I've often referred to this period of my business career as trench warfare, and while this is too glib by half, it does convey something of the idea of how stressful and frustrating the BSB project proved to be. By 2014, I was beginning to see the handwriting on the stall, and the as yet ongoing business divorce stalemate began in early 2015.

In June of 2016, to the day of Muhammad Ali's funeral, I happened upon Inge via the serendipity of Facebook. While Bill, Boris and Dewi weren't the social media types, I was "friends" with Inge and Rob, although not to the extent of paying close enough attention.

Inge posted photos of daughter Marilyn, and seeing them delighted me.
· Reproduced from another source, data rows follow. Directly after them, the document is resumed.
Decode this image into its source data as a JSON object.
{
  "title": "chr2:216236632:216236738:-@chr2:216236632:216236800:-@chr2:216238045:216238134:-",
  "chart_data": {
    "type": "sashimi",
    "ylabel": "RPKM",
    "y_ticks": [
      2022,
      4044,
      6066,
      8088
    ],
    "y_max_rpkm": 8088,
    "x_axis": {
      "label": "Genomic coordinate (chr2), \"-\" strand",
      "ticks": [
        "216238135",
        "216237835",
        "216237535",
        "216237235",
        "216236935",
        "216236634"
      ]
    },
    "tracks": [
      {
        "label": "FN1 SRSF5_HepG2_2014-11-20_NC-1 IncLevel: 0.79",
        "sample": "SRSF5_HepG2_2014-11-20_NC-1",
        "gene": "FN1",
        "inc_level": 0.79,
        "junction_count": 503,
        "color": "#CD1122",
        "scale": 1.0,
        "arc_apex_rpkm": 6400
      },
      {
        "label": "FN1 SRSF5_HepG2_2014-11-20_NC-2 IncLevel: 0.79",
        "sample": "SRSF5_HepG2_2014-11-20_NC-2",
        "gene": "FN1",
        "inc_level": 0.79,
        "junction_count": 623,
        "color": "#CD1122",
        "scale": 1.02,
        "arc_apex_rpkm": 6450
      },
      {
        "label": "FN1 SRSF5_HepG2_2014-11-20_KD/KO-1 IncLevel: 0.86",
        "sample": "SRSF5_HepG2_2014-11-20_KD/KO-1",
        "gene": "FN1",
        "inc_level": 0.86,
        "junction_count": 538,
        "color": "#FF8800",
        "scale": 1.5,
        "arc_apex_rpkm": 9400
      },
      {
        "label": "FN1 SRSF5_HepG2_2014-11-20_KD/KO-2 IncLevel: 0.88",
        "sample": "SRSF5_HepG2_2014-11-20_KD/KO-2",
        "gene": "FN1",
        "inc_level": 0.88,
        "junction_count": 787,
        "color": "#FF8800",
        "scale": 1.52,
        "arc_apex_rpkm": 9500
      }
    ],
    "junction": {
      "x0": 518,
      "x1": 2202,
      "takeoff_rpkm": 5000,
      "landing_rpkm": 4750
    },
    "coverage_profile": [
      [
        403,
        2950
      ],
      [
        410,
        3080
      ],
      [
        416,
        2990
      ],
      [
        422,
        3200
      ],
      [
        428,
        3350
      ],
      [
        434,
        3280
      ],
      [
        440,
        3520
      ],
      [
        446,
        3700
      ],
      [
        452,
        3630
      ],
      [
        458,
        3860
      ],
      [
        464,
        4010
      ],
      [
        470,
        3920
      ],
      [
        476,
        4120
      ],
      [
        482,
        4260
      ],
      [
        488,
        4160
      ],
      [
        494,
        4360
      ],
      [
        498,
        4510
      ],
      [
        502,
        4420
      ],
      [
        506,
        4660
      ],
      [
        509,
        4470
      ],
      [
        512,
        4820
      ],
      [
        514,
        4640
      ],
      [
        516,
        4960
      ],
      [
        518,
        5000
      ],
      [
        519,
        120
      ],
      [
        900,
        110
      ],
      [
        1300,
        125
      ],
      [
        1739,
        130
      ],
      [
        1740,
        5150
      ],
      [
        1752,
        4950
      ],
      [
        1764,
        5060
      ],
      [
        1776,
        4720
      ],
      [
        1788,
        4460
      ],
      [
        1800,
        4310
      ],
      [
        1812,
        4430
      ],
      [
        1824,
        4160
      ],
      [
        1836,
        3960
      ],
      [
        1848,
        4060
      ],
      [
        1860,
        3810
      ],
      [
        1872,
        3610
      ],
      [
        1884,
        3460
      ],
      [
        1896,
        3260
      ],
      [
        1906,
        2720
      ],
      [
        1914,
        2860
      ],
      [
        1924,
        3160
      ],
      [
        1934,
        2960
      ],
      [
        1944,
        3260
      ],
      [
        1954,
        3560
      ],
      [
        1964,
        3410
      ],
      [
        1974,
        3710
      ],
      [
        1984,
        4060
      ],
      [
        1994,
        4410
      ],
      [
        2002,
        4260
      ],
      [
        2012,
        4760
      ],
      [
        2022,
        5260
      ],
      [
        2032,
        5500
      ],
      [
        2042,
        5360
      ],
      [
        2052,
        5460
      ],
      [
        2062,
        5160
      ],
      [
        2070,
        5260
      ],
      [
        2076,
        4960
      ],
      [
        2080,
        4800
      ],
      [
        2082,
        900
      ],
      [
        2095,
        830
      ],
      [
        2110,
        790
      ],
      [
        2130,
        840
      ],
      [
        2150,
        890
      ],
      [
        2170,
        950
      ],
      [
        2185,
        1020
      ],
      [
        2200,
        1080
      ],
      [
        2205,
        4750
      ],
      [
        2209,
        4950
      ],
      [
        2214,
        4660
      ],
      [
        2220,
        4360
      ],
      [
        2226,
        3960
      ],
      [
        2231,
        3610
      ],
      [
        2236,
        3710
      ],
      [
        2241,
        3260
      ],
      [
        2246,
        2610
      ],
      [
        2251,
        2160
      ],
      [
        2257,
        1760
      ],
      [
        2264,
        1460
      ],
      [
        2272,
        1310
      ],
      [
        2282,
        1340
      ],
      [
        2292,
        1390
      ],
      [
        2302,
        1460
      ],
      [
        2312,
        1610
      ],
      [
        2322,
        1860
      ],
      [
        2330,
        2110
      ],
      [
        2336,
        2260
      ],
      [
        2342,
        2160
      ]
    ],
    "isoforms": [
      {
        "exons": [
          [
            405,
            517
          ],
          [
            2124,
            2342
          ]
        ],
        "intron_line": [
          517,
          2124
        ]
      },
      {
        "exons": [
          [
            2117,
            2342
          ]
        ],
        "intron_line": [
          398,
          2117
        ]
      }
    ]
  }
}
It slowly dawned on me that six years had passed since I'd so much as e-mailed any of my friends in Haarlem. There was consternation aplenty in what passes for my soul. How could I have been such a negligent schmuck to allow so much time to pass?

I quickly fired off a comment on Inge's Fb post, vowing to come see everyone in 2017, when I knew we'd be coming across the pond for the triennial hop festival in Poperinge. Inge replied affirmatively, and asked me to message her privately.

This is how I learned that Bill had died suddenly five months earlier, in January of 2016. Four months later, my beercycling co-conspirator Kevin was gone, too. It was obvious that our long-overdue return to Haarlem in 2017 was going to be both therapeutic and elegiac. 

And so it was.

On September 20, 2017 mother and daughter arrived by bicycle to Haarlem's Grote Markt, the market square lying outside the doors of the pleasingly esoteric Hotel Amadeus. Diana and I were waiting.

It was a letter-perfect autumn day, and so we had an outdoor drink across the way at the Grand Cafe Brinkmann, where it soon became obvious that Marilyn is a dynamo. She'd been raised speaking Dutch with Inge and English with Bill.

Afterwards came a short walk to the Jopenkerk, Jopen's long gestating brewery-in-a-church, which had been little more than a fenced-in construction zone in 2008. Now the Jopenkerk and the public space around it are people magnets.

Time slipped past. For dinner, we adjourned to Taste of India and a delicious spread of madras and curry. Dewi was in town, but he'd joined Boris at the Cafe Briljant for a tasting of rare Scotches from Rob's cellar stock. We'd see the three of them soon enough.

The lost years melted away, and it was wonderful to reconnect.